Lundi 25 février 1850.

M. DE FELETZ,

ET

DE LA CRITIQUE LITTÉRAIRE

SOUS L'EMPIRE.

Le 11 de ce mois est mort, à l'âge de quatre-vingttrois ans accomplis, un vieillard aimable, spirituel, qui recouvrait, sous les formes d'une politesse exquise et d'une parfaite urbanité mondaine, un caractère ferme, des opinions nettes et constantes, bien de la philosophie pratique; un sage et un heureux qui avait conservé à travers les habitudes du critique, et avec un esprit volontiers piquant, un cœur bienveillant et chaud, une extrême délicatesse dans l'amitié. M. de Feletz me représentait en perfection le galant homme littéraire.

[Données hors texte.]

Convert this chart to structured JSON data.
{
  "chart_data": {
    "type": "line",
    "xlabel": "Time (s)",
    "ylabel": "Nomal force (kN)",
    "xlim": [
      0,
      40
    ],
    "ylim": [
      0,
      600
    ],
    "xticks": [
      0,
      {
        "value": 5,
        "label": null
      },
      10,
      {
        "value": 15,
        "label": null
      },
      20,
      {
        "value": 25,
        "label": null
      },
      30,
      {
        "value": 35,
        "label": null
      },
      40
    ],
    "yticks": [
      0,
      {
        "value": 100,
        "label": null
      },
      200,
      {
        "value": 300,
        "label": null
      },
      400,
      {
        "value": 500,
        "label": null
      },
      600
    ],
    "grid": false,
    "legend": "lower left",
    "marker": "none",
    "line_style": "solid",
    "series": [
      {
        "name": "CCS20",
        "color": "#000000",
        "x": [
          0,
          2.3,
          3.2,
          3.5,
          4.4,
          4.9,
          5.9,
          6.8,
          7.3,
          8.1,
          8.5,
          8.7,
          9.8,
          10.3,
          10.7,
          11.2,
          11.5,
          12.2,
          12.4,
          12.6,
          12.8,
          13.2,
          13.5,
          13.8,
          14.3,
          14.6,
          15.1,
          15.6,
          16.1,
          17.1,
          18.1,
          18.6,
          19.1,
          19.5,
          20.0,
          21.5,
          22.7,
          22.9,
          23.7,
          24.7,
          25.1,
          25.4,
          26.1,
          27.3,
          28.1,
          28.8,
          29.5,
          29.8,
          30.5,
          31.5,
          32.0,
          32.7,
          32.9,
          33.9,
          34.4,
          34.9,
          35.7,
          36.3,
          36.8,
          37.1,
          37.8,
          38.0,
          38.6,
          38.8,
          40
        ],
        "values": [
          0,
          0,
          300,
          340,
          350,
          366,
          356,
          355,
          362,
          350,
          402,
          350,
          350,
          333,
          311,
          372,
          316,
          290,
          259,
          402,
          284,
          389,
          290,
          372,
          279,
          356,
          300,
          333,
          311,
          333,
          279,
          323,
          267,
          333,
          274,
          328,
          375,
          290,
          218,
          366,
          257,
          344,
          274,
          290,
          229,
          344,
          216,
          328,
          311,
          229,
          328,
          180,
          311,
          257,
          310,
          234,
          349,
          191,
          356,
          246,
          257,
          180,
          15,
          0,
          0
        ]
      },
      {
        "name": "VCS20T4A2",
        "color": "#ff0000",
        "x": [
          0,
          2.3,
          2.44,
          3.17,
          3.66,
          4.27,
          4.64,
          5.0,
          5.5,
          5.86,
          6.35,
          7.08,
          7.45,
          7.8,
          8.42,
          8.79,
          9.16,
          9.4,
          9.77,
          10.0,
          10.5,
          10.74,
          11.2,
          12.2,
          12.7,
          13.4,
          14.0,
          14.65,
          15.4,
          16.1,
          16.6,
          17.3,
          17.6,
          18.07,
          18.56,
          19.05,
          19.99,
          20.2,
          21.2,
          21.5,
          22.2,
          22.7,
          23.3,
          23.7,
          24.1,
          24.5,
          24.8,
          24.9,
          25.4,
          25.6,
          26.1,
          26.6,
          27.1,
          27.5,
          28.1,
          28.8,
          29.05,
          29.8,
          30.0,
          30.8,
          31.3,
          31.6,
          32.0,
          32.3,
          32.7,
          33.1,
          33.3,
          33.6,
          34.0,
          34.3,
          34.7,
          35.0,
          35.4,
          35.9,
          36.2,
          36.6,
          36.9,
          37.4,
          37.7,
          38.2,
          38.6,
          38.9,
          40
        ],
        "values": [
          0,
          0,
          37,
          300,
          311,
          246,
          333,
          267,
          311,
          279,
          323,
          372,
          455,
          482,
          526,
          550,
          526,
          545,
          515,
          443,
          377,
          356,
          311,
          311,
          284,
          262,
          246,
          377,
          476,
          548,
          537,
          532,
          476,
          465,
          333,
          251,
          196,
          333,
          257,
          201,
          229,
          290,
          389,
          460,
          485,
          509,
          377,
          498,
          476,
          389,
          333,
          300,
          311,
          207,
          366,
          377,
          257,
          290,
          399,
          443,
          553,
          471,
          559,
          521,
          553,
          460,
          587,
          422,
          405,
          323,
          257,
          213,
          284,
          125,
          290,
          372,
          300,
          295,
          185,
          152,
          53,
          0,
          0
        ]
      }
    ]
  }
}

Resté le dernier survivant de la génération d'écrivains à laquelle il appartenait, il lui faisait honneur à nos yeux; il la personnifiait par les meilleurs côtés; c'est en la jugeant par lui qu'on s'en pouvait former l'idée la plus favorable. Le nom de M. de Feletz s'associe naturellement à ceux de Dussault, d'Hoffman, ses anciens collaborateurs au Journal des Débats, alors Journal de l'Empire. Parler un moment d'eux tous, c'est encore lui rendre hommage à lui-même.